Logic first, WCF security later?

Question

I'm working on a WCF service that will be communicating over net.tcp to n instances of a client app (that is being developed by another programmer in my office).

At the moment I am using net.tcp without any security as I felt setting this up at this stage wasn't necessary, at least not until we are closer to rolling out.

During the development of a WCF application, is there any harm in using a standard binding (net.tcp in my case) without security, then once the business logic has been completed, implement all the security requirements? Are there any things I need to be aware of that may not function after the implementation of security?

Answer 1

Security should be thought about from the start, and not added on at the end.

Develop a plan for your security, and implement it as you go, rather then at the end.

Reference: Microsoft .NET: Architecting Applications for the Enterprise

http://www.amazon.com/Microsoft®-NET-Architecting-Applications-PRO-Developer/dp/073562609X

Answer 2

While your overall design should consider security from the very beginning, I don't think it's a good idea to couple your components to any particular security strategy. You may very well want to use some of your components in a non-secure manner or across a different protocol which offers different security options.

So my answer is yes and no. Yes you need to think about it from the beginning, but no you should not couple your components to your security needs.

That said, since you know that you'll be using net.tcp you should be aware that transport security is turned on by default for this binding.

For tons more information, see Juval Lowy's fantastic Programming WCF Services, chapter 10. Lowy, in his ServiceModelEx library (discussed at length in the book) provides a really nice framework that you can plug in after you've created your components. Even if it's not exactly what you're looking for you can customize it to suit your needs.

Answer 3

You have two choices, bake it in from the beginning, or slap it on at the end. With security in general I would say it really does not work in the icing so you have to make a mess of your cake to get it in there.

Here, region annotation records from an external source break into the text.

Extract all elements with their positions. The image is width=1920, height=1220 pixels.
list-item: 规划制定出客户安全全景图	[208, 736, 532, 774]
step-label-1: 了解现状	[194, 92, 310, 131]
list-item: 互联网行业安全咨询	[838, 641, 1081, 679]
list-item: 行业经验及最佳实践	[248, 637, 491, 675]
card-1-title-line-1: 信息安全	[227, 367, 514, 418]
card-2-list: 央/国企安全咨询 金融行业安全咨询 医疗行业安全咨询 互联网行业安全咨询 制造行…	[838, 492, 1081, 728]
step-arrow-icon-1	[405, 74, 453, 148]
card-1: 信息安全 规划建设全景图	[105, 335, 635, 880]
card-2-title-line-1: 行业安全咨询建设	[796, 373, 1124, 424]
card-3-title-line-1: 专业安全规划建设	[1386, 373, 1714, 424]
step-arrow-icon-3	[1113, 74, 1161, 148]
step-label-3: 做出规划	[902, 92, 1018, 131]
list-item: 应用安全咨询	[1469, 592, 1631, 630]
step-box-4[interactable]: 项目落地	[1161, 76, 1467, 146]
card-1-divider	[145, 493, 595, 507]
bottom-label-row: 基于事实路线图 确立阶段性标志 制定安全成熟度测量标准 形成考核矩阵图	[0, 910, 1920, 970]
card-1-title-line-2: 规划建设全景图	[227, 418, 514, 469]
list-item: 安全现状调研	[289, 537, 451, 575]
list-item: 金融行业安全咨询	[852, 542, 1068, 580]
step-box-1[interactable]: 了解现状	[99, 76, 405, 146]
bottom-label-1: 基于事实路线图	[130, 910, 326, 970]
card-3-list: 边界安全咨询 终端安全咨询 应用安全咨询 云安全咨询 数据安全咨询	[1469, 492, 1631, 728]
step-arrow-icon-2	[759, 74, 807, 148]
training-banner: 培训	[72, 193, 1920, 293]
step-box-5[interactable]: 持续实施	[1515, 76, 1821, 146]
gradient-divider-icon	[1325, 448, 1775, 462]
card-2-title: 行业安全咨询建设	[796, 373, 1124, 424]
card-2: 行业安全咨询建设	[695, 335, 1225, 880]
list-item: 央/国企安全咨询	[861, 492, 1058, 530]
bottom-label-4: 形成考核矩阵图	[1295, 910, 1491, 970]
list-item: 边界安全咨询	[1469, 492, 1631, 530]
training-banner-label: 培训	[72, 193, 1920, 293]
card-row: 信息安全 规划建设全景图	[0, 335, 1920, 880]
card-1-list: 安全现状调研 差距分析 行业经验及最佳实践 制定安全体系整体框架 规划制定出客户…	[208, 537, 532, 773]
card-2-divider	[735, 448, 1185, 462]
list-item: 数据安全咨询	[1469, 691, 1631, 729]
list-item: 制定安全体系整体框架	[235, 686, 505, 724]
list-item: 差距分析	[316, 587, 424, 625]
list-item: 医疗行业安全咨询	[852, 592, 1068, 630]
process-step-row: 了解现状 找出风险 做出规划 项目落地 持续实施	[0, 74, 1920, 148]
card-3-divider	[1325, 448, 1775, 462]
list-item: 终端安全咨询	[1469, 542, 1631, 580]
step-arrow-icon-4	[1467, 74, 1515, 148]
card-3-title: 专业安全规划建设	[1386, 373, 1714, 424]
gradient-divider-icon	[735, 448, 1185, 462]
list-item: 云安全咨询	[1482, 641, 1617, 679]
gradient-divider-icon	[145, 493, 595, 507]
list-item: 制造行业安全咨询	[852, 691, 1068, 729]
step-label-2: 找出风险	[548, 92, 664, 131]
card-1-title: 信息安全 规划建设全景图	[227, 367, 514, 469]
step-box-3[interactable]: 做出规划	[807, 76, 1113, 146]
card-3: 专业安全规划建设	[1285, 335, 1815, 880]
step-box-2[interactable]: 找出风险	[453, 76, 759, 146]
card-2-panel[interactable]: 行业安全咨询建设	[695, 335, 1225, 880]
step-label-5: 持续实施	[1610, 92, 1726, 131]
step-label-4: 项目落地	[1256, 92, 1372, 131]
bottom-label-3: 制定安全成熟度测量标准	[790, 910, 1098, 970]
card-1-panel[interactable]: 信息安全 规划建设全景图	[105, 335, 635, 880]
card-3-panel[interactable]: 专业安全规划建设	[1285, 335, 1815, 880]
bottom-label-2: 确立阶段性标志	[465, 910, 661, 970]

However, the way I see your question is you already know you need to do something to solve a security issue, you just have not decided what to do. In that case I would agree with Terry that you should then design around an abstraction that allows you to plugin the eventual solution.

If I were you I would probably do a threat model and use it to consider the inputs and risks presented by your service. This will help you decide what you should do eventually and if your abstraction covers all bases.